With a new sense of determination to prove herself correct, she abruptly rose from her chair, the object pushed back a few metres with the pure force of the action. Her hands were shaking, trembling at her sides. She folded them into neat fists, nails digging into her palms in an attempt to pull herself together, hoping that the presence of some pain could bring her back to reality.
She felt as if she was sleepwalking, following the throng of students out of the door and passing Liam on her way out. He followed her. Her head was fuzzy, still wrapped up in denial and determined to see Thalia alive and breathing. Thalia had gotten her through so much. She knew the girl almost as well as she knew herself. Or...at least, the parts that Thalia wanted her to know. But that was....okay...because everyone deserved their privacy...right?
The gathering crowd parted for her as she walked forward, the students for once holding something other than disgust in their eyes. Pity. It was somehow worse. Because there was no need for it. Because Thalia was not dead. There was no need for their pale faces and concerned eyes because she wasn't dead. They could all just go back to class because Thalia was still alive.
The students had made a clearing in the middle of the corridor, a wide expanse of white tile acting as a sort of no man's land between the two sides. The tile remained pristine and shining, reflecting the fearful faces of the teenagers as shrill whispers echoed around the hallway. There was no blood. No trace of a struggle. Just a girl in her school uniform, laying on the ground with her eyes closed, a position so deceptively peaceful that she could have been asleep. Surely she was asleep. But Eleanor could hear the headmistress as she knelt down next to her body. Her skin was cold. There was no pulse. Seeming to have been dead for quite some time.
Eleanor blinked.
Eyes not fully taking in the scene. Just focusing on her best friend who...who couldn't be dead but somehow...somehow was. She didn't even have the emotion to cry, not even feeling her own heartbeat as she simply stared ahead of her, lips pressed together in a tight line as she silently pleaded for someone to pinch her. To wake her up. Or tell her it was another stupid prank. But what could possibly be funny about this?

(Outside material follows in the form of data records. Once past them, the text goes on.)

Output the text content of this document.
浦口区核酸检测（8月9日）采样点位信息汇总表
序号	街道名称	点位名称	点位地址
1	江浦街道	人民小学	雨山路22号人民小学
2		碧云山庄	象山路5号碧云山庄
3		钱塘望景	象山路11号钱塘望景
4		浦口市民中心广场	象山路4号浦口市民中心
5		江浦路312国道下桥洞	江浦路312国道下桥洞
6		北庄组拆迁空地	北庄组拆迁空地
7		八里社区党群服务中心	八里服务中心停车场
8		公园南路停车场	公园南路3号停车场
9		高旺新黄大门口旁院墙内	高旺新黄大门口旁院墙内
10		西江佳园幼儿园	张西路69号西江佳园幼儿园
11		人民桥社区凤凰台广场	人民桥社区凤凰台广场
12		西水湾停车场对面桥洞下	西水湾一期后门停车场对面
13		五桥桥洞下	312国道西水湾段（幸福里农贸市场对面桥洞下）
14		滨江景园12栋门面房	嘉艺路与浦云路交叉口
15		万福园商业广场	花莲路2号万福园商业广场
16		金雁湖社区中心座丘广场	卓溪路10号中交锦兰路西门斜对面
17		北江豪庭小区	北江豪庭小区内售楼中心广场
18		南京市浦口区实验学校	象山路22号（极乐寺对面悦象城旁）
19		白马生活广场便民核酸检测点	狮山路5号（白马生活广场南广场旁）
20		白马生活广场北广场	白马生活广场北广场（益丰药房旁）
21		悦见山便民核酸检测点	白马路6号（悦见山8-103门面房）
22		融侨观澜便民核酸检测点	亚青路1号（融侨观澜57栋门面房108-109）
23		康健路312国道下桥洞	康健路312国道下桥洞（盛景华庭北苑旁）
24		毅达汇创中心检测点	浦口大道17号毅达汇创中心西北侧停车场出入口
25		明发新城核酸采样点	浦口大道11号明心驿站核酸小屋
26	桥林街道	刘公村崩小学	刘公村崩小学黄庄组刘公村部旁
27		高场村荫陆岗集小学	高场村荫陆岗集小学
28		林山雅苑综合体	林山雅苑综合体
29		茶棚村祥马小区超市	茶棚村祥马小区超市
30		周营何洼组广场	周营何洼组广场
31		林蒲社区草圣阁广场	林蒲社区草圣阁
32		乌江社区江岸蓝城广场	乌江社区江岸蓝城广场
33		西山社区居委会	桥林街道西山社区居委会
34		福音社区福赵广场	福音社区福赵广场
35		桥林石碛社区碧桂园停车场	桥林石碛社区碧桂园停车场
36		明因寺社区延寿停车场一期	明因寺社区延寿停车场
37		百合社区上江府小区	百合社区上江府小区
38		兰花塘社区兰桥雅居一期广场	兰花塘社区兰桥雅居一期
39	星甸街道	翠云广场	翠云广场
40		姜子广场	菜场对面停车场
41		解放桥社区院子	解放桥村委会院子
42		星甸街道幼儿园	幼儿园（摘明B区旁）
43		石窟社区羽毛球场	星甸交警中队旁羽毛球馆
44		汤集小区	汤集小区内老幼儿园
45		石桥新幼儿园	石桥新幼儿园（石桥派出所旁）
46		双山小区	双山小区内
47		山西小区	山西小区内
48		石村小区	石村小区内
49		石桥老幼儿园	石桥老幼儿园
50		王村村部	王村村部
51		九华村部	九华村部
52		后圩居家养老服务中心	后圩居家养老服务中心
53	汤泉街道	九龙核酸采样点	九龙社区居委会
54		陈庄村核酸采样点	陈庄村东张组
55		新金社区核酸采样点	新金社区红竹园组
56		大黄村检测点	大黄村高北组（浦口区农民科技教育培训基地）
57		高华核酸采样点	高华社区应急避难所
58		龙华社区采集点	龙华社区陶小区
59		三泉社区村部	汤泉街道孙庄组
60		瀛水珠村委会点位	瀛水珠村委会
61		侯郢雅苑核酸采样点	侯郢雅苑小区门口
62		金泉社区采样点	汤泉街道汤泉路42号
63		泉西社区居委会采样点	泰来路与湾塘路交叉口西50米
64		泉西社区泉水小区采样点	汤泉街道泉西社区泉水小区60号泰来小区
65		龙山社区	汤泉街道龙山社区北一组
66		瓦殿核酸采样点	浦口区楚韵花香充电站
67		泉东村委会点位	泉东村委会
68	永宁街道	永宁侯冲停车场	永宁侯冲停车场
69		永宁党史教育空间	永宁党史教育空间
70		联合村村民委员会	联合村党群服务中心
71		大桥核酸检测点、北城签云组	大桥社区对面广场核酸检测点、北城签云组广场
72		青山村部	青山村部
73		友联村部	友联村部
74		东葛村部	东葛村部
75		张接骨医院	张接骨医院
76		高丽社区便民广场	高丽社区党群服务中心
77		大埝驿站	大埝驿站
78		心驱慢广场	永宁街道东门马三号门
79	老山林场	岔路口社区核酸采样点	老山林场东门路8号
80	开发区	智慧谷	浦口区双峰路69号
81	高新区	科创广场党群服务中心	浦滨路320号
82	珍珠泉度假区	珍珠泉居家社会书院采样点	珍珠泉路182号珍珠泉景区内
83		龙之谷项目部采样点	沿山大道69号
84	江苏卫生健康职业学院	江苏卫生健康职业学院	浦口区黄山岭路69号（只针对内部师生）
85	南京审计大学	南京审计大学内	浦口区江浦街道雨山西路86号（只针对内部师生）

She didn't quite know how to feel.
But Flynn did, and, as he followed Liam and Eleanor out of the classroom, his perceptive gaze caught the eye of the boy being questioned by the lockers. Apparently, he was the one who had witnessed her sudden death, the one who had raced to get help originally before Liam walked by the scene. Apparently, his story panned out. Apparently, Thalia had no injuries. No sign of struggle. Apparently, she had just collapsed. Collapsed in front of the only witness. Brendan Stone.